It’s something almost no one likes to think about: the possibility that they might need long-term care or to move to a nursing home in retirement. Pretending declining health is not a reality won’t make it go away. Indeed, ignoring these needs can mean you end up running out of money, leaving your children and grandchildren scrambling to cobble together a workable plan—a plan that might leave you in a care facility you’d rather avoid. Almost all current and soon-to-be retirees stand to run out of money for long-term care at the 20-year mark. This frightening reality does not have to become an inevitability for you if you’re willing to plan for the future.
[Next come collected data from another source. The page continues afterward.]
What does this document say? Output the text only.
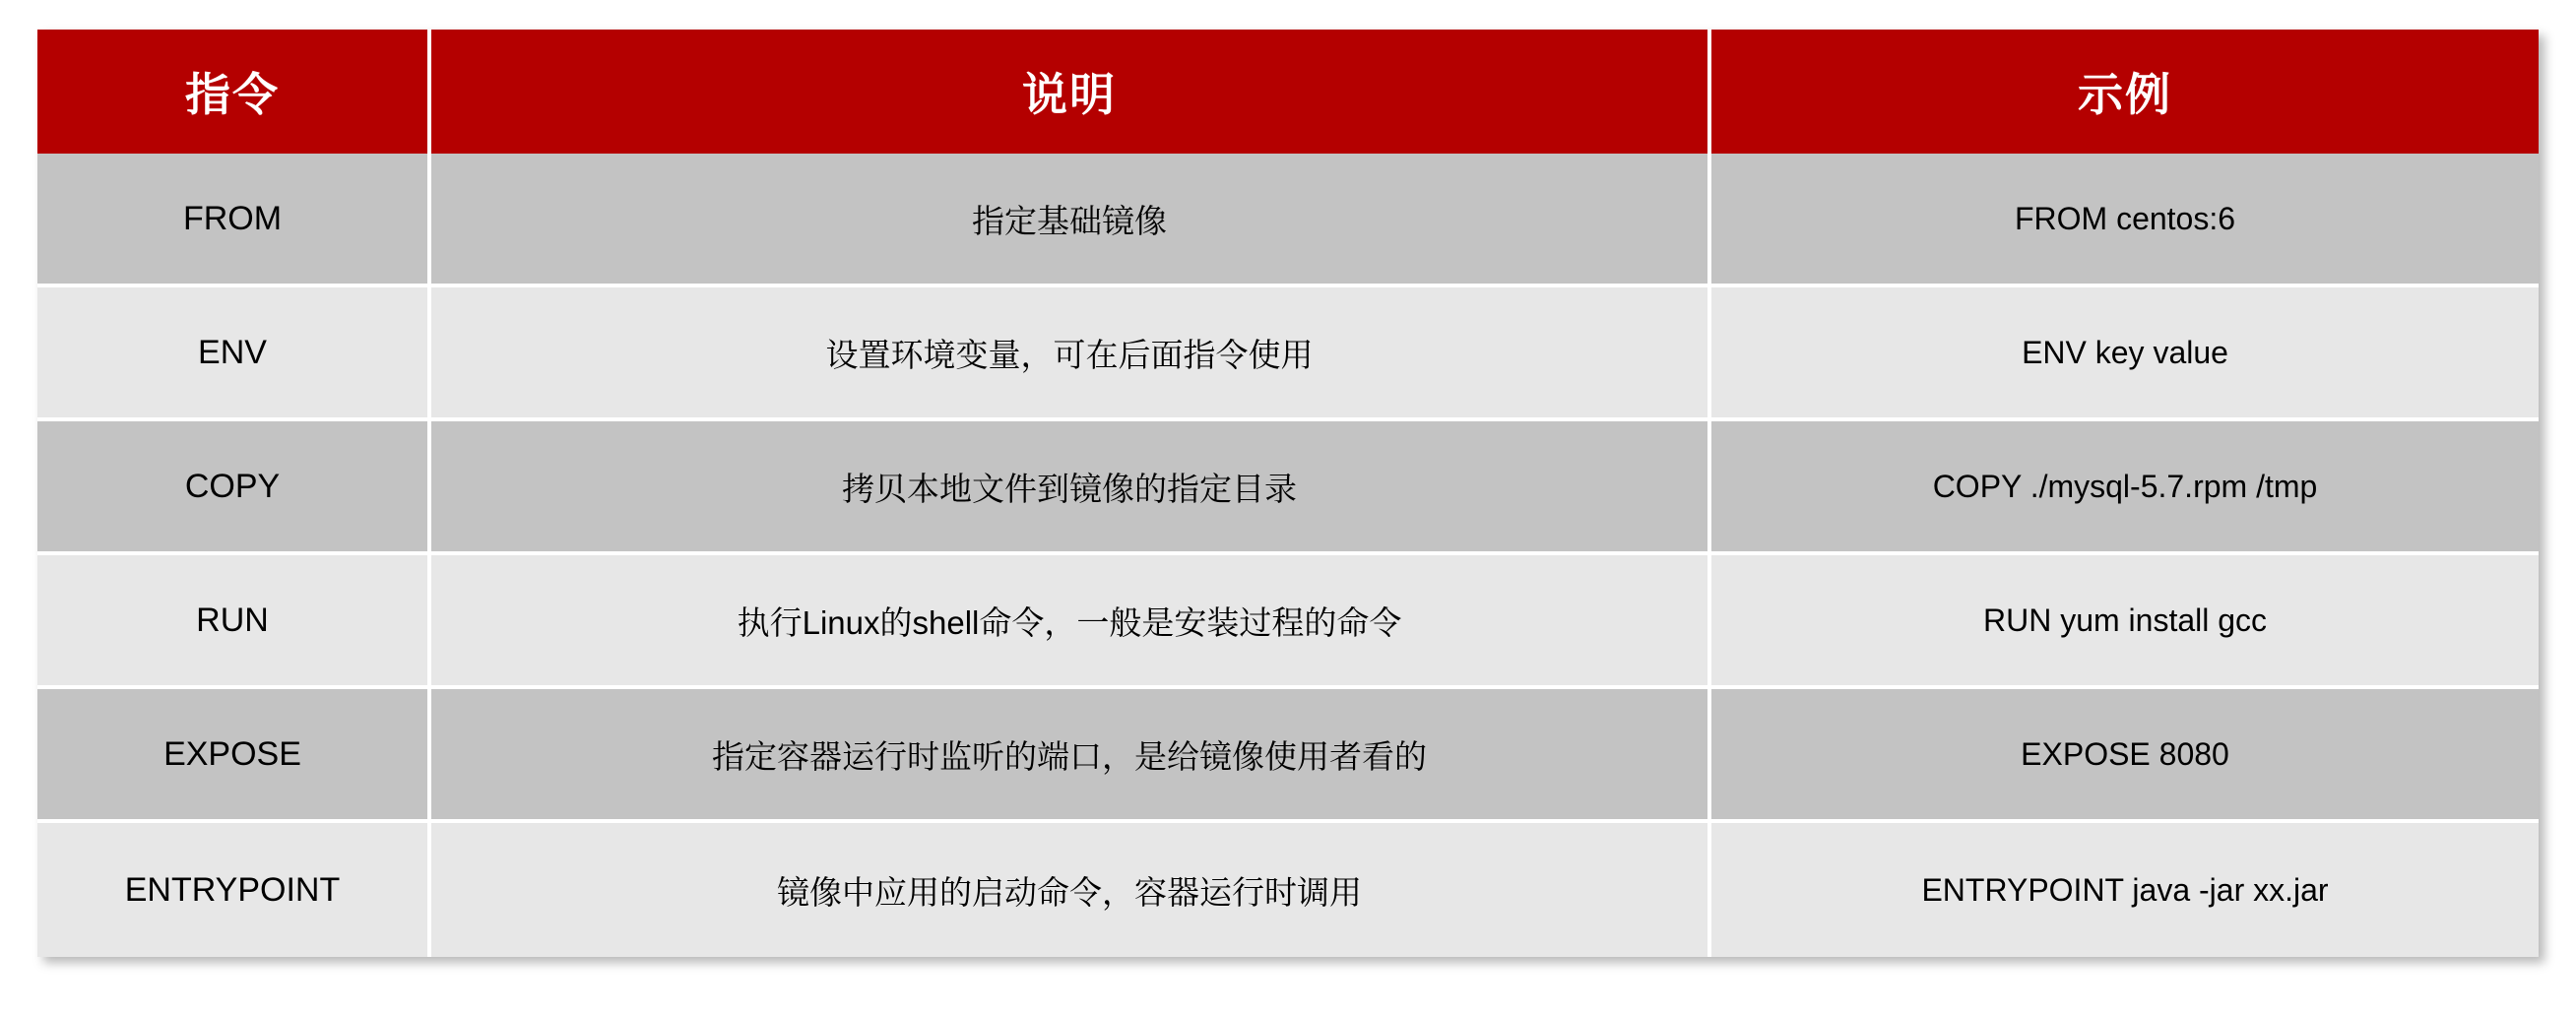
指令	说明	示例
FROM	指定基础镜像	FROM centos:6
ENV	设置环境变量，可在后面指令使用	ENV key value
COPY	拷贝本地文件到镜像的指定目录	COPY ./mysql-5.7.rpm /tmp
RUN	执行Linux的shell命令，一般是安装过程的命令	RUN yum install gcc
EXPOSE	指定容器运行时监听的端口，是给镜像使用者看的	EXPOSE 8080
ENTRYPOINT	镜像中应用的启动命令，容器运行时调用	ENTRYPOINT java -jar xx.jar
Consider Long-Term Care Insurance
Unless you are in dire poverty, Medicaid will not cover your long-term care costs. Nor will your health insurance policy, leaving you to foot the bill. The simplest way to avoid the misery of shelling out thousands each month in long-term care costs is to purchase long-term care insurance. These policies are cheapest when you’re young and healthy, so the best time to buy is now—not next week, not next month, certainly not next year. Your policy might cut into your paycheck or retirement fund, but not to the same degree that the exorbitant costs of long-term care might.
Know What You Might Need
Not everyone will need 20 years of intensive nursing care, but few retirees who live long enough will be able to altogether forgo care. This is where careful planning comes into play. Look at your family history for guidance. If costly diseases such as Alzheimer’s or Parkinson’s run in the family and your parents lived a long time, you may need to plan for very long-term care. Talk to your doctor, too, since he or she can give you a reasonable estimate of your health status. There are no guarantees, so talk to a financial planner about how to save more than you need—that way, if you don’t need long-term care, the extra money will be a pleasant surprise, and perhaps even the source of a cushy inheritance.
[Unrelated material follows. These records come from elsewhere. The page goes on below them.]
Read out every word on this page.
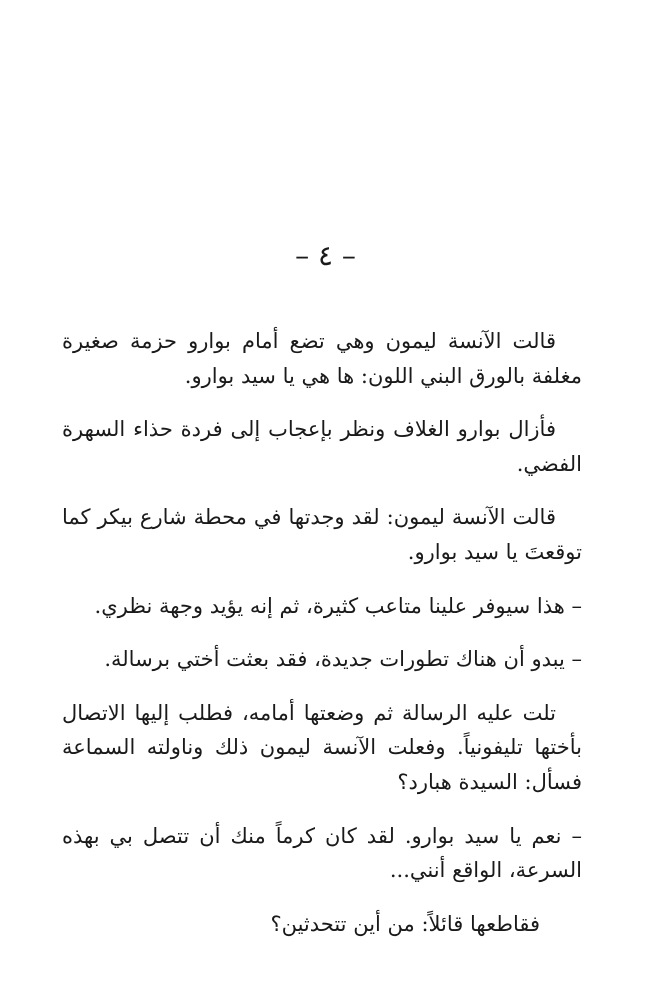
– ٤ –

قالت الآنسة ليمون وهي تضع أمام بوارو حزمة صغيرة مغلفة بالورق البني اللون: ها هي يا سيد بوارو.

فأزال بوارو الغلاف ونظر بإعجاب إلى فردة حذاء السهرة الفضي.

قالت الآنسة ليمون: لقد وجدتها في محطة شارع بيكر كما توقعتَ يا سيد بوارو.

– هذا سيوفر علينا متاعب كثيرة، ثم إنه يؤيد وجهة نظري.

– يبدو أن هناك تطورات جديدة، فقد بعثت أختي برسالة.

تلت عليه الرسالة ثم وضعتها أمامه، فطلب إليها الاتصال بأختها تليفونياً. وفعلت الآنسة ليمون ذلك وناولته السماعة فسأل: السيدة هبارد؟

– نعم يا سيد بوارو. لقد كان كرماً منك أن تتصل بي بهذه السرعة، الواقع أنني...

فقاطعها قائلاً: من أين تتحدثين؟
Tap Into Your Home’s Equity
If you’re already well into your retirement and shocked by the costs of long-term care, it’s not too late. If you are over the age of 62 and own your own home, a reverse mortgage can give you tax-free money to fund your retirement, long-term care, or both. You can even invest the money to help it grow, or use it to take out a costly long-term care policy. You’ll be able to continue living in your home, and don’t have to repay the loan unless you sell your house.
Talk to Your Kids
Many seniors, panicked by the notion of moving into a long-term care facility, simply hope that their kids will take them in. Others assume that, by the time they need care, their children will be financially stable enough to fund that care.
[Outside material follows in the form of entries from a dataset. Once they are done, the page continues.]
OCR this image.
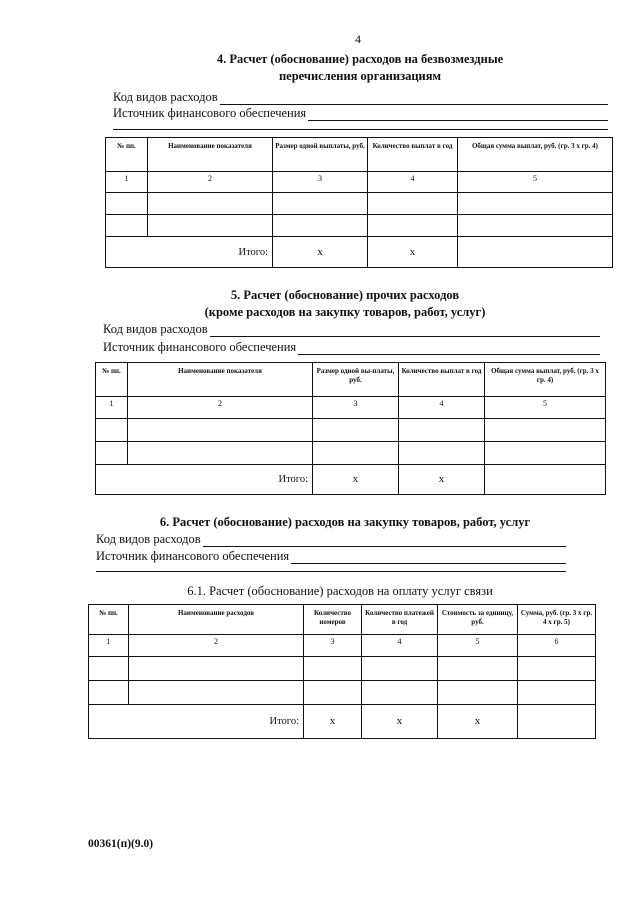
4
4. Расчет (обоснование) расходов на безвозмездные
перечисления организациям
Код видов расходов
Источник финансового обеспечения
№ пп.	Наименование показателя	Размер одной выплаты, руб.	Количество выплат в год	Общая сумма выплат, руб. (гр. 3 х гр. 4)
1	2	3	4	5

Итого:		х	х	
5. Расчет (обоснование) прочих расходов
(кроме расходов на закупку товаров, работ, услуг)
Код видов расходов
Источник финансового обеспечения
№ пп.	Наименование показателя	Размер одной вы-платы, руб.	Количество выплат в год	Общая сумма выплат, руб. (гр. 3 х гр. 4)
1	2	3	4	5

Итого:		х	х	
6. Расчет (обоснование) расходов на закупку товаров, работ, услуг
Код видов расходов
Источник финансового обеспечения
6.1. Расчет (обоснование) расходов на оплату услуг связи
№ пп.	Наименование расходов	Количество номеров	Количество платежей в год	Стоимость за единицу, руб.	Сумма, руб. (гр. 3 х гр. 4 х гр. 5)
1	2	3	4	5	6

Итого:		х	х	х	
00361(п)(9.0)
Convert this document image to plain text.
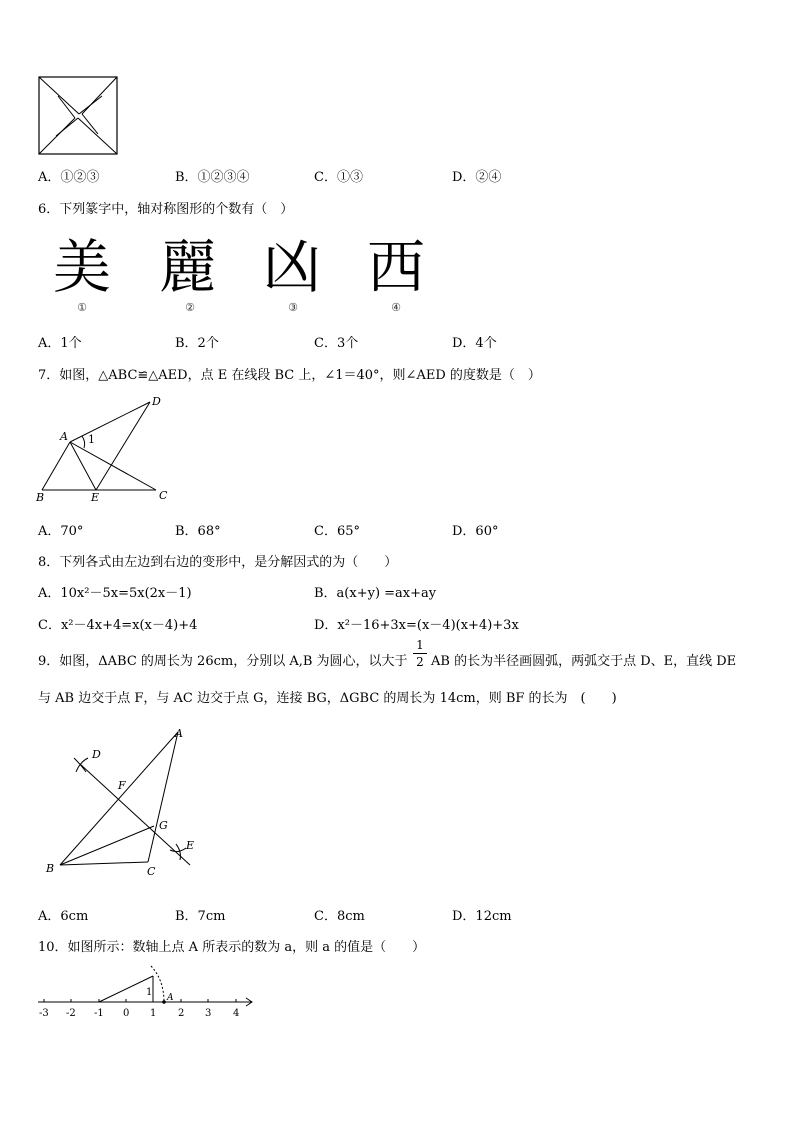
A．①②③	B．①②③④	C．①③	D．②④
6．下列篆字中，轴对称图形的个数有（　）
美 麗 凶 西
①	②	③	④
A．1个	B．2个	C．3个	D．4个
7．如图，△ABC≌△AED，点 E 在线段 BC 上，∠1＝40°，则∠AED 的度数是（　）
A
B	C
D
E
1
A．70°	B．68°	C．65°	D．60°
8．下列各式由左边到右边的变形中，是分解因式的为（　　）
A．10x²－5x=5x(2x－1)	B．a(x+y) =ax+ay
C．x²－4x+4=x(x－4)+4	D．x²－16+3x=(x－4)(x+4)+3x
9．如图，ΔABC 的周长为 26cm，分别以 A,B 为圆心，以大于
1
2 AB 的长为半径画圆弧，两弧交于点 D、E，直线 DE
与 AB 边交于点 F，与 AC 边交于点 G，连接 BG，ΔGBC 的周长为 14cm，则 BF 的长为　(　　)
A
B	C
D
E
F
G
A．6cm	B．7cm	C．8cm	D．12cm
10．如图所示：数轴上点 A 所表示的数为 a，则 a 的值是（　　）
-3 -2 -1 0 1 2 3 4
1 A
These are dangerous assumptions that can destroy your relationship with your children, throw your child’s life into disarray, and force your family to choose between severe financial distress and caring for you. Talk to your children at least once a year about your long-term plans, and if you are counting on anything specific from them, make sure you explore this explicitly. It’s not easy, but it’s the only way to keep your relationship intact while planning for the future.